Russia. Trump a Putin, ‘ferma questa stupida guerra o ci saranno ancora sanzioni’

di Guido Keller

Il presidente Usa Donald Trump ha lanciato un appello alla Russia attraverso il suo social network Truth riguardo al conflitto in Ucraina, in cui ha affermato che “Non voglio ferire la Russia. Amo il popolo russo e ho sempre avuto un ottimo rapporto con il presidente Putin, e questo nonostante ciò che dice la sinistra radicale sulla Russia. Non dobbiamo mai dimenticare che la Russia ci ha aiutato a vincere la Seconda guerra mondiale al costo di quasi 60 milioni di vite. Detto questo, farò alla Russia, la cui economia sta fallendo, e al presidente Putin un grande favore. Sistemate le cose adesso e fermate questa stupida guerra! Le cose potranno solo peggiorare.
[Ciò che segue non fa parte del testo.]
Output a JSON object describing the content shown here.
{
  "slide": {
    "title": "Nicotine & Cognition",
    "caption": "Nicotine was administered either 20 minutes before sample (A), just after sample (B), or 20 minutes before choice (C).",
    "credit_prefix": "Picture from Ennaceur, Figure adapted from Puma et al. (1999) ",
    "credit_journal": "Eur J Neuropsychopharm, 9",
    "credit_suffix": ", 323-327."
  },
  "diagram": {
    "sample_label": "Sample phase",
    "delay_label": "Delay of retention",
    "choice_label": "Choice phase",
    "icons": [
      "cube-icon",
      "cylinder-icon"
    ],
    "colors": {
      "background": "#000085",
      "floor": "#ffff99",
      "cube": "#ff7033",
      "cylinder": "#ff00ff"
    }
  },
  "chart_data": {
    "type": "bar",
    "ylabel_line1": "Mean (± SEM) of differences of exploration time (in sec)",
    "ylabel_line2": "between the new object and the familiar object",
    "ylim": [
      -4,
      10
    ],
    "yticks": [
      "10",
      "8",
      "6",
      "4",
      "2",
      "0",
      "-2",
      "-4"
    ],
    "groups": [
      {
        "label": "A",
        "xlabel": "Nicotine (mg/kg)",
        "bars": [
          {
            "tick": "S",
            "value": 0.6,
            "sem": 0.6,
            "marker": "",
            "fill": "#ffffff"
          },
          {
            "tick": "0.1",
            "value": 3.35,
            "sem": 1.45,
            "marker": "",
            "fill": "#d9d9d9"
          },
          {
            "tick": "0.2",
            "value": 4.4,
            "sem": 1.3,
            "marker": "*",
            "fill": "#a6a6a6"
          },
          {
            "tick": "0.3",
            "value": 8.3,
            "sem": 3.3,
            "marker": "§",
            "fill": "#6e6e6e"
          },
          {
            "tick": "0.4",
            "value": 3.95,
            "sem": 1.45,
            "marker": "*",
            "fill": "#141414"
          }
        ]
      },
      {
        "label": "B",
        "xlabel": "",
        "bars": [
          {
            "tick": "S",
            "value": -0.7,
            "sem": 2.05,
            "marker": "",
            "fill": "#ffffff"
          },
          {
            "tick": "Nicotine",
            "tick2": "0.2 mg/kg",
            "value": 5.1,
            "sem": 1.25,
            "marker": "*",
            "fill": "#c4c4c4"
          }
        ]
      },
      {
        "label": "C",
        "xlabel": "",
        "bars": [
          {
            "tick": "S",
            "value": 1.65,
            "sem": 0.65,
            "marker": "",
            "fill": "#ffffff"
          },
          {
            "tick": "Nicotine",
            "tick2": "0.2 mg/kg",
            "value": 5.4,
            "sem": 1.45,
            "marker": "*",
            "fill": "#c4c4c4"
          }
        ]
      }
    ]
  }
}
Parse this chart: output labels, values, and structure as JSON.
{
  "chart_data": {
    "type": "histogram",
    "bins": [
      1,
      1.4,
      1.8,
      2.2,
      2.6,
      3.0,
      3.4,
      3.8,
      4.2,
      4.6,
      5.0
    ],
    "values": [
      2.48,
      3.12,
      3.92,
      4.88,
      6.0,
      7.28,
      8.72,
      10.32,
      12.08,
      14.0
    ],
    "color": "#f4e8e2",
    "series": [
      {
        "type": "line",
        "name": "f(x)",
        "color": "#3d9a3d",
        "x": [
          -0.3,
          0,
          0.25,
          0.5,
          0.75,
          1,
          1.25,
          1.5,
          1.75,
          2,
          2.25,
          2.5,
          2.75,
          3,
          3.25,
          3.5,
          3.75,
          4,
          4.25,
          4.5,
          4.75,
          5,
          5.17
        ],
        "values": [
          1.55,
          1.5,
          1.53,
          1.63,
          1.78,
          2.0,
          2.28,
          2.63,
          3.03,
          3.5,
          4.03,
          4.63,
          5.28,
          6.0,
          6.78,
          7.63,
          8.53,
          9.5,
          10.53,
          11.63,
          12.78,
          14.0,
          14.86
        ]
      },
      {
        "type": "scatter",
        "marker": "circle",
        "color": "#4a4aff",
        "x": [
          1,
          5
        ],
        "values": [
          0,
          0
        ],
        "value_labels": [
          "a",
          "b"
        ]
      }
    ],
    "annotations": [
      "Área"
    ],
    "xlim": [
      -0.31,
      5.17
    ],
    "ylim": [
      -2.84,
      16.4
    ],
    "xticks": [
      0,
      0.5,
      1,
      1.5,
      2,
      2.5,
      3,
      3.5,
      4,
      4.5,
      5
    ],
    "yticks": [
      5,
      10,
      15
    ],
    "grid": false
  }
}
Se non raggiungiamo presto un accordo, non avrò altra scelta che imporre elevati dazi, tariffe e sanzioni su tutto ciò che viene venduto dalla Russia agli Stati Uniti e a vari altri paesi suoi alleati.
Mettiamo fine a questa guerra che non sarebbe mai iniziata se fossi stato presidente! Possiamo farlo nel modo più semplice o nel modo più difficile, e il modo più semplice è sempre migliore. E’ il momento migliore di fare l’affare, non dovrebbero essere perse altre vite”.
In realtà solo oggi, a tre anni dal conflitto e nonostante le sanzioni occidentali, l’economia russa sembra dare segnali di affaticamento. Lo stesso presidente russo Vladimir Putin è intervenuto oggi ammettendo che l’inflazione nel 2024 è arrivata al 9,5%. Si tratta di un dato, come ha affermato il capo del Cremlino, “superiore alle nostre aspettative, per cui dovremo intervenire per frenarne la tendenza” e portarlo al di sotto del 4%. Nel tentativo di contrastare la crescita dell’inflazione dovuta all’aumento della spesa pubblica per il conflitto, la Banca centrale ha portato i tassi di interesse al 21%, ma lo stesso Putin ha precisato che c’è una crescita del 26% delle entrate non dipendenti dalle esportazioni di idrocarburi. Ha quindi definito “accettabile” il disavanzo del bilancio dell’1,7% del Pil.
La crescita del Pil in Russia è stata comunque del 3,4%, mentre per il 2025 il Fmi ha prospettato un aumento dell’1,4%.